Posts Tagged ‘Arie de Geus’
Startups should be Built to Learn
Eric Ries has published a few great posts (click here, here, and here) on his April 1st lean startup presentation at Web 2.0 Expo. The title of this post is actually borrowed from his response to a comment made by one of his readers. According to Eric:
[This] point is the one that seems to have had the biggest impact from the talk as a whole: that startups should be built to learn. That’s the essence of so many of the lean startup techniques I’ve evangelized: customer development, the Ideas/Code/Data feedback loop, and the adaptation of agile development to the startup experience.
As learning and learning through experimentation are central themes in Agile, I encourage readers of this blog to take a good look at what Eric writes. I would also like to add a few quick reflections:
- It does not really matter whether you are part of a tiny startup or working for a $100B company. Eric’s heart seems to be in startups, but his insights are broadly applicable.
- Jean discusses the “goal of improving my notion of learning” in a recent blog post and accompanying dialog. Her thinking as well as many of the references she cites nicely complement Eric’s ideas.
- In The Living Company, author Arie de Geus strongly emphasizes institutional learning as a critical capability. Learning to de Geus is about sensitivity to the surrounding environment and willingness to change to be in harmony with it.
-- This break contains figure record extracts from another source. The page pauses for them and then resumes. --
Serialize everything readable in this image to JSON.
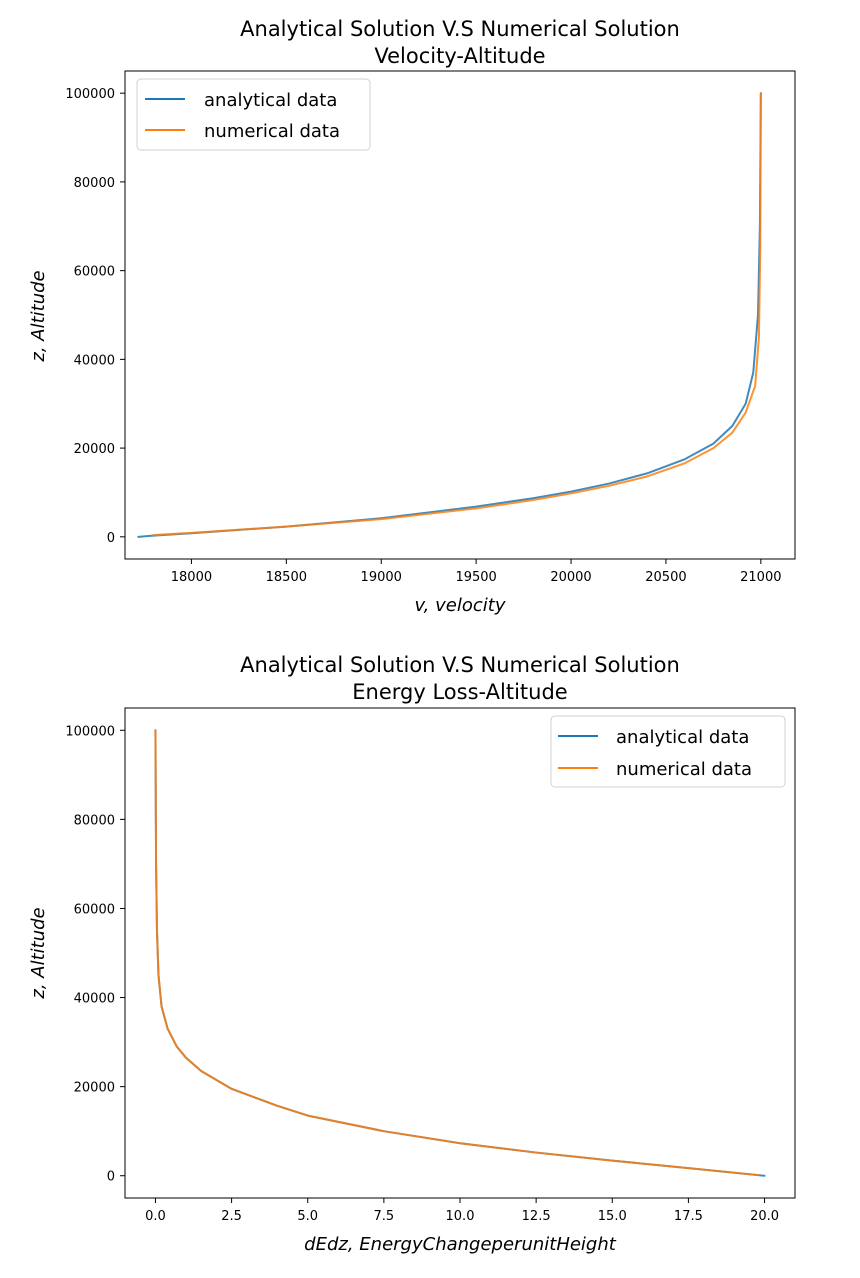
{
  "colors": {
    "analytical": "#1f77b4",
    "numerical": "#ff7f0e"
  },
  "chart_data": [
    {
      "type": "line",
      "title": "Analytical Solution V.S Numerical Solution",
      "subtitle": "Velocity-Altitude",
      "xlabel": "v, velocity",
      "ylabel": "z, Altitude",
      "xlim": [
        17650,
        21180
      ],
      "ylim": [
        -5000,
        105000
      ],
      "xticks": [
        18000,
        18500,
        19000,
        19500,
        20000,
        20500,
        21000
      ],
      "yticks": [
        0,
        20000,
        40000,
        60000,
        80000,
        100000
      ],
      "grid": false,
      "legend_placement": "top-left",
      "series": [
        {
          "name": "analytical data",
          "color_key": "analytical",
          "points": [
            [
              17720,
              0
            ],
            [
              17780,
              200
            ],
            [
              18000,
              800
            ],
            [
              18500,
              2300
            ],
            [
              19000,
              4200
            ],
            [
              19500,
              6800
            ],
            [
              19800,
              8700
            ],
            [
              20000,
              10200
            ],
            [
              20200,
              12000
            ],
            [
              20400,
              14300
            ],
            [
              20600,
              17500
            ],
            [
              20750,
              21000
            ],
            [
              20850,
              25000
            ],
            [
              20920,
              30000
            ],
            [
              20960,
              37000
            ],
            [
              20985,
              50000
            ],
            [
              20995,
              70000
            ],
            [
              21000,
              100000
            ]
          ]
        },
        {
          "name": "numerical data",
          "color_key": "numerical",
          "points": [
            [
              17800,
              400
            ],
            [
              18000,
              900
            ],
            [
              18500,
              2300
            ],
            [
              19000,
              4000
            ],
            [
              19500,
              6400
            ],
            [
              19800,
              8300
            ],
            [
              20000,
              9800
            ],
            [
              20200,
              11500
            ],
            [
              20400,
              13600
            ],
            [
              20600,
              16600
            ],
            [
              20750,
              20000
            ],
            [
              20850,
              23500
            ],
            [
              20920,
              28000
            ],
            [
              20970,
              34000
            ],
            [
              20990,
              45000
            ],
            [
              20997,
              65000
            ],
            [
              21000,
              100000
            ]
          ]
        }
      ]
    },
    {
      "type": "line",
      "title": "Analytical Solution V.S Numerical Solution",
      "subtitle": "Energy Loss-Altitude",
      "xlabel": "dEdz, EnergyChangeperunitHeight",
      "ylabel": "z, Altitude",
      "xlim": [
        -1,
        21
      ],
      "ylim": [
        -5000,
        105000
      ],
      "xticks": [
        "0.0",
        "2.5",
        "5.0",
        "7.5",
        "10.0",
        "12.5",
        "15.0",
        "17.5",
        "20.0"
      ],
      "yticks": [
        0,
        20000,
        40000,
        60000,
        80000,
        100000
      ],
      "grid": false,
      "legend_placement": "top-right",
      "series": [
        {
          "name": "analytical data",
          "color_key": "analytical",
          "points": [
            [
              0.0,
              100000
            ],
            [
              0.02,
              70000
            ],
            [
              0.05,
              55000
            ],
            [
              0.1,
              45000
            ],
            [
              0.2,
              38000
            ],
            [
              0.4,
              33000
            ],
            [
              0.7,
              29000
            ],
            [
              1.0,
              26500
            ],
            [
              1.5,
              23500
            ],
            [
              2.5,
              19500
            ],
            [
              4.0,
              15700
            ],
            [
              5.0,
              13500
            ],
            [
              7.5,
              10000
            ],
            [
              10.0,
              7300
            ],
            [
              12.5,
              5200
            ],
            [
              15.0,
              3400
            ],
            [
              17.5,
              1700
            ],
            [
              20.0,
              0
            ]
          ]
        },
        {
          "name": "numerical data",
          "color_key": "numerical",
          "points": [
            [
              0.0,
              100000
            ],
            [
              0.02,
              70000
            ],
            [
              0.05,
              55000
            ],
            [
              0.1,
              45000
            ],
            [
              0.2,
              38000
            ],
            [
              0.4,
              33000
            ],
            [
              0.7,
              29000
            ],
            [
              1.0,
              26500
            ],
            [
              1.5,
              23500
            ],
            [
              2.5,
              19500
            ],
            [
              4.0,
              15700
            ],
            [
              5.0,
              13500
            ],
            [
              7.5,
              10000
            ],
            [
              10.0,
              7300
            ],
            [
              12.5,
              5200
            ],
            [
              15.0,
              3400
            ],
            [
              17.5,
              1700
            ],
            [
              19.8,
              150
            ]
          ]
        }
      ]
    }
  ]
}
All these threads about learning indicate a company is more likely to survive for the long haul if it has the capacity to learn. The threads are linked in a fascinating manner to Jared Diamond’s book Collapse: How Societies Choose to Fail or Succeed. It seems that learning as a survival imperative applies equally well to the individual, the team, the corporation and society.
Persona of the Agile Team
Many of us encountered situations in which the spread of Agile in an organization came to a halt. It was quite successful at the project level, but did not spread to the product line; it worked well for the product line, but did not get accepted by the business unit; or, it proved itself in the business unit, but success did not lead to adoption at the enterprise level.
I recently read The Living Company by Arie de Geus. His perspective is that a company has a persona. To quote de Geus:
… as a living entity, a company is always insecure, never stable, always subject to shifting relationships between the company and the outside world.
Furthermore, de Geus suggests a company has its own ladder of personae: Individual –> Team –> Work Group –> Division –> Company –> Corporation –> Society. According to de Geus, the persona of an organizational entity satisfies the criteria (cited by William Stern) for a living persona. Like live human beings, organizational entities:
… must find their place in the world; they must develop a sense of relationship between their own persona’s ethical priorities and the values in the surrounding world…. The Persona has an influence on the world around it as an example, a “role model,” but it can never equalize the world’s view with its own.
If you accepted this premise, implications with respect to spreading Agile are intriguing. A mismatch between the involved organizational personae might be the obstacle to broader acceptance of Agile. The mismatch might be related to Agile. Or, it could equally well be unrelated. For example, it might revolve around the need of one organizational entity or another to self-preserve itself.
I find it fascinating that Ken Schwaber has actually discussed Agile success and failure along somewhat similar lines, as follows:
I estimate that 75% of those organizations using Scrum will not succeed in getting the benefits that they hope for from it… The intention of Scrum is to make [their dysfunctions] transparent so the organization can fix them. Unfortunately, many organizations change Scrum to accommodate the inadequacies or dysfunctions instead of solving them. [AgileCollab interview of February 19, 2008]
The corollary from the observations of Stern, de Geus and Schwaber might seem counter-intuitive. If the spread of Agile in your company has stalled, providing qualitative and quantitative data on the benefits of Agile might not be the best way to win over support for broader adoption. Instead of hard sell of Agile benefits, focus on cross-organizational dynamics, pathologies and development.